The concept behind core stabilisation exercise programmes has been  to increase muscular control of the lumbar spine. The role of the neuromuscular system in maintaining a neutral position of the spine to prevent excessive translations and to control force distribution through the spine makes up the cornerstone of core stability exercise systems (Panjabi, 1992a and 1992b, Comerford and Mottram, 2000; Norris, 2001; Westlake, 2002 and 2003). On review of the myriad of methods employed to achieve such claimed states of stability one can find significant variations in application of techniques and proposed benefits (Blount, 2000; Bonelli, 2000; Boyle, 2004; Cook, 2003; Craig, 2003, Frediani, 2003; Lawrence, 2003; Liebenson, 2003, 2004a, 2004b, 2004c, 2004d; Stott, 2002; Westlake, 2002). Evidence behind the efficacy of these techniques needs to be investigated as it would appear that the base of foundation studies is relatively small yet the extrapolation of these results to many exercise systems has been vast. The validity of such assumptions needs to be investigated as core stability training programmes have rapidly become the essential ingredient of many rehabilitation and performance programmes (Cook, 2003; Lycholat, 2004).

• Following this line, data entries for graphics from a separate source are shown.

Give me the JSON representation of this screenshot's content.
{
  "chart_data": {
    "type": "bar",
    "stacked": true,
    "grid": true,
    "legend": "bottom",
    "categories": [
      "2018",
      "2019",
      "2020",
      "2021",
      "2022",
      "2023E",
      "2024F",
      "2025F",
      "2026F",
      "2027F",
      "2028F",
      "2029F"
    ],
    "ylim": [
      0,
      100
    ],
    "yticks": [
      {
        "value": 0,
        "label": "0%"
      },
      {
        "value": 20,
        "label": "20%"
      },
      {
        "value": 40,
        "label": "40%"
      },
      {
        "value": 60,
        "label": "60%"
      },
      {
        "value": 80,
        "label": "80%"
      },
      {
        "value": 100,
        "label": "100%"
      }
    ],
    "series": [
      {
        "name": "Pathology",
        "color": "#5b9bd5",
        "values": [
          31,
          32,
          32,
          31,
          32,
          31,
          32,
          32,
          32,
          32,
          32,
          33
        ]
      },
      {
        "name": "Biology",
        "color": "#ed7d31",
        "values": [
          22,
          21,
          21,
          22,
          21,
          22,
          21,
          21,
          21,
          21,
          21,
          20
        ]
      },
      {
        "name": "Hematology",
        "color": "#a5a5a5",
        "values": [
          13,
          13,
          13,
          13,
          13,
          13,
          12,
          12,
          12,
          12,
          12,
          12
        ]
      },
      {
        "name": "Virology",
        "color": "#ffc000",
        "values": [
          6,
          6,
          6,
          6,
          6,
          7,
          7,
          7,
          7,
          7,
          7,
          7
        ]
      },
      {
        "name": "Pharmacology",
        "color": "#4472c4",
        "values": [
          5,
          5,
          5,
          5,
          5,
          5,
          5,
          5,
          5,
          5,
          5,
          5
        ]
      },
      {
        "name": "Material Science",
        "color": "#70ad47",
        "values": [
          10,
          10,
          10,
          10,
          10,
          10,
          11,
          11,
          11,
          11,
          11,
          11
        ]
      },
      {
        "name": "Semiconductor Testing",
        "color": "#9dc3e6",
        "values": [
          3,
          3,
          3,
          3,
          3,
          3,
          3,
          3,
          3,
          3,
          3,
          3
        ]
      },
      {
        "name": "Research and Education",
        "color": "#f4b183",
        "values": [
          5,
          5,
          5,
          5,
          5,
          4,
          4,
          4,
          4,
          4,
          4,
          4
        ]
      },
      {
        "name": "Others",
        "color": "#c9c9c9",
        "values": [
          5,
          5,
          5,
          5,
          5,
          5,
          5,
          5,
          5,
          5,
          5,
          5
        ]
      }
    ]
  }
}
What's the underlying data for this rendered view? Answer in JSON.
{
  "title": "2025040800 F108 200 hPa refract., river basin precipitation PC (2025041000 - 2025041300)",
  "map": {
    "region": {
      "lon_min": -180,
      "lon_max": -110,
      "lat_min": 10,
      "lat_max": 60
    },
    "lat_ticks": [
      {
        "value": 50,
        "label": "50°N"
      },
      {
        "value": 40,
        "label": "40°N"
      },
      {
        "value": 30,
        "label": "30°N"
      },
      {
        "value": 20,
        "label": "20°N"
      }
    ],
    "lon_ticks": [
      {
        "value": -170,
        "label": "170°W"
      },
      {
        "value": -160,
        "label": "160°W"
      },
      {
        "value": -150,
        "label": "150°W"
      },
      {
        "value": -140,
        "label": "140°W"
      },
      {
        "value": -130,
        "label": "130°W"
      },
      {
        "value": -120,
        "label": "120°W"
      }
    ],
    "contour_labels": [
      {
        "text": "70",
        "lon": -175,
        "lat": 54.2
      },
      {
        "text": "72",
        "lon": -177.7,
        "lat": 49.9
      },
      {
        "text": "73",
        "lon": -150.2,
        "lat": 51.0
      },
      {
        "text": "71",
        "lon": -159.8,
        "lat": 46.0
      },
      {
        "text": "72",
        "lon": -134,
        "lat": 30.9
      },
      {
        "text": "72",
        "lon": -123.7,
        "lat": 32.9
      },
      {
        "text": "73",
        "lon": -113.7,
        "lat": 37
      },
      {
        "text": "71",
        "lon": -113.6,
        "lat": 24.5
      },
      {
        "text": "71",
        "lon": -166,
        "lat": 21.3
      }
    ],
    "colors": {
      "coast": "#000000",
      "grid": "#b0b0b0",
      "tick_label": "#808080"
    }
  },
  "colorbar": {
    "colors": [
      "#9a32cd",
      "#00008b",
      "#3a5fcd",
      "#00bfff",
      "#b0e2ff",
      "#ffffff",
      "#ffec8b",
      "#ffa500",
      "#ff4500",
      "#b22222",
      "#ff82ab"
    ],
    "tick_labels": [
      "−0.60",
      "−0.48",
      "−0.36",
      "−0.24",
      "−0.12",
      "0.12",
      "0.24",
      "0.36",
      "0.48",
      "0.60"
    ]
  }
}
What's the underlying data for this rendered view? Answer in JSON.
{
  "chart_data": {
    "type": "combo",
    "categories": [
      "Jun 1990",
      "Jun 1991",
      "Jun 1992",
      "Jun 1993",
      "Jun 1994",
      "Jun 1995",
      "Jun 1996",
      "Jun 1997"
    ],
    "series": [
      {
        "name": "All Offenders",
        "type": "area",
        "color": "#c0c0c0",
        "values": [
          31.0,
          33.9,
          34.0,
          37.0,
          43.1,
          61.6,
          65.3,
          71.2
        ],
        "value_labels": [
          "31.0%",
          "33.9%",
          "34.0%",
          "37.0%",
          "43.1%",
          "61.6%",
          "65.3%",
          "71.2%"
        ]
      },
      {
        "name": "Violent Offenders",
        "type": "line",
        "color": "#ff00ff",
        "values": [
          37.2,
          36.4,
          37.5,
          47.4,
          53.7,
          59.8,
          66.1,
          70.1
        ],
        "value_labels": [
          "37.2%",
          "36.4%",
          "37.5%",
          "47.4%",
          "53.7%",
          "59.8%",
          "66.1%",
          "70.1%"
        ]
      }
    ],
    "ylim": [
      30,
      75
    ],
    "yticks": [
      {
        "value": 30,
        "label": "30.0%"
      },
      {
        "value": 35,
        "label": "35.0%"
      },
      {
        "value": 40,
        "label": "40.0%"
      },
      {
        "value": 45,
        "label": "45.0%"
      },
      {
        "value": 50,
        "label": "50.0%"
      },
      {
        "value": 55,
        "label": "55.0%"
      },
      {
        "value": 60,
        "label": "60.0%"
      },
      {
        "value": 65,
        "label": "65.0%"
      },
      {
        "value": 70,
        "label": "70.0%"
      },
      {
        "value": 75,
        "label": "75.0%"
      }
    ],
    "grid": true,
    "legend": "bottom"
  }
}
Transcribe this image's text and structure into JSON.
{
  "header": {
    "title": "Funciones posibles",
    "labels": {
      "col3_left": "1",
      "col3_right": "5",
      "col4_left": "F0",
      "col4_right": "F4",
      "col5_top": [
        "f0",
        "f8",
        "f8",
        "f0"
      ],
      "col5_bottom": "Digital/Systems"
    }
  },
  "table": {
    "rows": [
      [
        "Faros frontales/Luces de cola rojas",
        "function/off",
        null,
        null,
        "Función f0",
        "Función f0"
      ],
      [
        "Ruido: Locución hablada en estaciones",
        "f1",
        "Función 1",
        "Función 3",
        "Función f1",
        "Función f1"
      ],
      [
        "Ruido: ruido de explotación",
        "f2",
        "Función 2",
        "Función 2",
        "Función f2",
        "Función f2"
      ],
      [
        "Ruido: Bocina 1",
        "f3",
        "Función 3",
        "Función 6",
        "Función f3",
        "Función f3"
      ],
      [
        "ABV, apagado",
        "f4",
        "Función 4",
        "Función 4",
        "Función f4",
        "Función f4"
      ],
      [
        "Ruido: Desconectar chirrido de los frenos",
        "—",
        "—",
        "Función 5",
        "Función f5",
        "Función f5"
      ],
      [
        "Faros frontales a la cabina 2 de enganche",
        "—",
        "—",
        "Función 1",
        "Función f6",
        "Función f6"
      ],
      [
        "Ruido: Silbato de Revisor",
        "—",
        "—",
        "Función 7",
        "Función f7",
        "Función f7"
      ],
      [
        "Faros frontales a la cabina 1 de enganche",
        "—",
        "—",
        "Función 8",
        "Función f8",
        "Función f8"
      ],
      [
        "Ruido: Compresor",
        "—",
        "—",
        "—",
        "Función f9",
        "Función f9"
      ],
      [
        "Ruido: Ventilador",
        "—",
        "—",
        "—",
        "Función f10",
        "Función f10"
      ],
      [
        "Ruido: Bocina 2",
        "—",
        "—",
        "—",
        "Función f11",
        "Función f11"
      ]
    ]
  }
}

This study analysed the published material relating to the concept of core stability and reviewed the quality of the available evidence using an established guideline. The guideline chosen for this study was developed by the Scottish Intercollegiate Guideline Network (SIGN) and was most recently reviewed and updated in May 2004 (SIGN, 2004). Clinical guidelines are becoming increasingly popular as health professionals become more aware of the need to practice in accordance with the best available research evidence (Baker and Burns, 2001). The SIGN 50 (2004) system grades guidelines according to the strength of supporting evidence (SIGN, 2004). The grading system is ultimately a combination of objective assessment of the design of each study and a more subjective judgement on the consistency, clinical relevance and external validity of the whole body of evidence (Guyatt et al., 1995). The aim of this study was to determine whether this popular term has a valid basis from a biomechanical, anatomical and physiological perspective. This research reviewed definitions, models and methodologies for measuring and analysing core stability and its related terms. The impact that core stability can have on other pathologies was also examined. Further aims of this work were to produce the first known clinical guidelines for core stability based on evidence.

The objective of this review was to evaluate the concept of core stability by critically examining the evidence from the literature in relation to key research questions using an established method for guideline development. The ultimate objective was to determine if the term core stability had a sound scientific basis.